Meeting with Mrs. Lang to discuss the case again, Jeff is urged to investigate Paul Lang's office. As he does so, he is captured on film breaking into Lang's safe to look for clues... while Lang is lying dead behind him. Set up by Susan Langs - who is having an affair with the casino manager - Jeff is used as a scapegoat and arrested. When Jeff demands Susan Lang turn up to answer questions, she arrives without her blonde wig, claiming not to know Jeff. Jeff doesn't recognise her with long dark hair and can't understand what's happened, though is released by the police when asking them for time to solve the case.
Jeff goes to visit Mrs. Lang at her home, but finds that the casino manager has arrived to hold him at gunpoint. Jeff is driven to a disused lime quarry in Kent where his body will get absorbed... meanwhile Marty goes for help at a seance. Getting the spiritualist leader to call the police, Marty returns to Jeff and warns him to duck a bullet... just as the police arrive to arrest the criminals and get Jeff out of the quarry.

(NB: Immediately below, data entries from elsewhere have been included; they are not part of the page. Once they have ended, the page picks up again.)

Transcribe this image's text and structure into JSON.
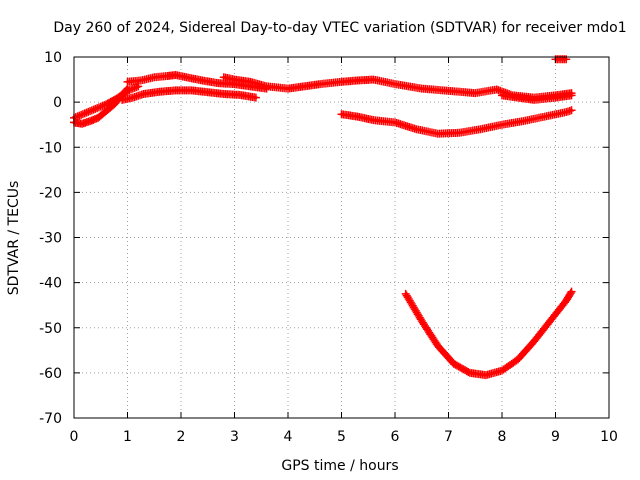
{
  "chart_data": {
    "type": "scatter",
    "title": "Day 260 of 2024, Sidereal Day-to-day VTEC variation (SDTVAR) for receiver mdo1",
    "xlabel": "GPS time / hours",
    "ylabel": "SDTVAR / TECUs",
    "xlim": [
      0,
      10
    ],
    "ylim": [
      -70,
      10
    ],
    "x_ticks": [
      "0",
      "1",
      "2",
      "3",
      "4",
      "5",
      "6",
      "7",
      "8",
      "9",
      "10"
    ],
    "y_ticks": [
      "10",
      "0",
      "-10",
      "-20",
      "-30",
      "-40",
      "-50",
      "-60",
      "-70"
    ],
    "grid": true,
    "marker": "+",
    "color": "#ff0000",
    "series": [
      {
        "x": [
          0.0,
          0.2,
          0.4,
          0.6,
          0.8,
          1.0,
          1.2
        ],
        "y": [
          -3.5,
          -2.5,
          -1.5,
          -0.5,
          0.8,
          2.5,
          3.5
        ]
      },
      {
        "x": [
          0.0,
          0.15,
          0.3,
          0.45,
          0.6,
          0.75,
          0.9,
          1.0
        ],
        "y": [
          -4.5,
          -4.8,
          -4.2,
          -3.5,
          -2.0,
          -0.5,
          1.5,
          3.0
        ]
      },
      {
        "x": [
          1.0,
          1.25,
          1.5,
          1.75,
          1.9,
          2.1,
          2.4,
          2.7,
          3.0,
          3.3,
          3.6
        ],
        "y": [
          4.5,
          4.8,
          5.5,
          5.8,
          6.0,
          5.5,
          4.8,
          4.2,
          4.0,
          3.5,
          3.0
        ]
      },
      {
        "x": [
          0.9,
          1.1,
          1.3,
          1.6,
          1.9,
          2.2,
          2.5,
          2.8,
          3.1,
          3.4
        ],
        "y": [
          0.5,
          1.0,
          1.8,
          2.3,
          2.6,
          2.6,
          2.2,
          1.8,
          1.6,
          1.0
        ]
      },
      {
        "x": [
          2.8,
          3.0,
          3.3,
          3.6,
          4.0,
          4.3,
          4.6,
          5.0,
          5.3,
          5.6,
          6.0,
          6.5,
          7.0,
          7.5,
          7.9,
          8.2,
          8.6,
          9.0,
          9.3
        ],
        "y": [
          5.5,
          5.0,
          4.5,
          3.5,
          3.0,
          3.5,
          4.0,
          4.5,
          4.8,
          5.0,
          4.0,
          3.0,
          2.5,
          2.0,
          2.8,
          1.5,
          1.0,
          1.5,
          2.0
        ]
      },
      {
        "x": [
          8.0,
          8.3,
          8.6,
          9.0,
          9.3
        ],
        "y": [
          1.5,
          1.0,
          0.5,
          1.0,
          1.5
        ]
      },
      {
        "x": [
          9.0,
          9.2
        ],
        "y": [
          9.5,
          9.5
        ]
      },
      {
        "x": [
          5.0,
          5.3,
          5.6,
          6.0,
          6.4,
          6.8,
          7.2,
          7.6,
          8.0,
          8.4,
          8.8,
          9.2,
          9.3
        ],
        "y": [
          -2.7,
          -3.2,
          -4.0,
          -4.5,
          -6.0,
          -7.0,
          -6.8,
          -6.0,
          -5.0,
          -4.2,
          -3.2,
          -2.2,
          -1.8
        ]
      },
      {
        "x": [
          6.2,
          6.5,
          6.8,
          7.1,
          7.4,
          7.7,
          8.0,
          8.3,
          8.6,
          8.9,
          9.2,
          9.3
        ],
        "y": [
          -42.5,
          -48.5,
          -54.0,
          -58.0,
          -60.0,
          -60.5,
          -59.5,
          -57.0,
          -53.0,
          -48.5,
          -44.0,
          -42.0
        ]
      }
    ]
  }
}
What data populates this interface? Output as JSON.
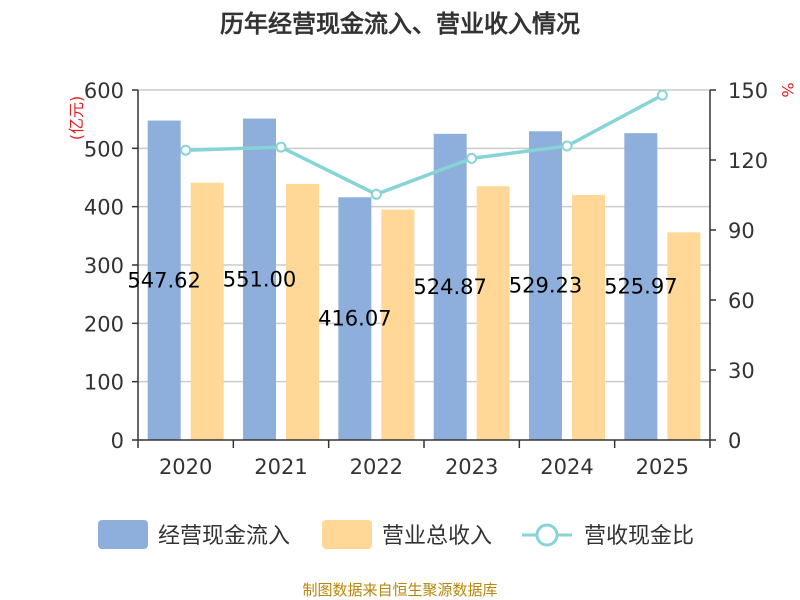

Production Order: This was the ninth episode to be filmed.

Trivia: Annette Andre's skin is notably darker in this episode than in most of the others... as fake tan and sunbeds weren't fashionable at the time it's possible to assume she'd been on holiday before filming. This tanned skin can also be seen in Who Killed Cock Robin? and the final episode, which were filmed 6th and 7th in production order, so just before this instalment. (Though the tan isn't especially notable in It's Supposed To Be Thicker Than Water, which was filmed 8th).



Viewpoint:
"You never were much good at poker. Two aces and your face lights up."

It says something for the original series that even in a bog standard episode like this there's still bags of charm throughout. Here Jeff encounters a group of racketeers who beat him, try to set him up and drive him in cars at gunpoint. Run by Mr. Meaker from Rentaghost, they never quite convince as genuine hardmen and you'd probably be best to put this one down as The Long Mediocre Friday.

Of course, it doesn't help matters that the twist of the plot is obvious right from the first minute. Then again, the title of the episode isn't exactly there to illicit enigmatic intrigue - apparently working titles included "the woman did it in the end" and "it's the dozy mare in the really obvious wig, Jeff, are you blind or what?" This is a sour point of the episode, actually, in that it makes Jeff look screamingly thick.

One of the cheaper-looking episodes, the mixture of stock footage (particularly at the racetrack) and filmed backdrops do not always work well. Yet there's plenty of appealing warm touches, such as Marty ducking down in case the gangsters see him. Possibly the best bit of the episode is the appallingly contrived way Marty gets to save Jeff, by going to a seance. What should be corny and fail to ring true actually becomes an episode highlight as a queue of ghosts - spirits! - wait in line in a scene that is equally eerie, quirky and witty. All in all, not essential, but definitely still much to like.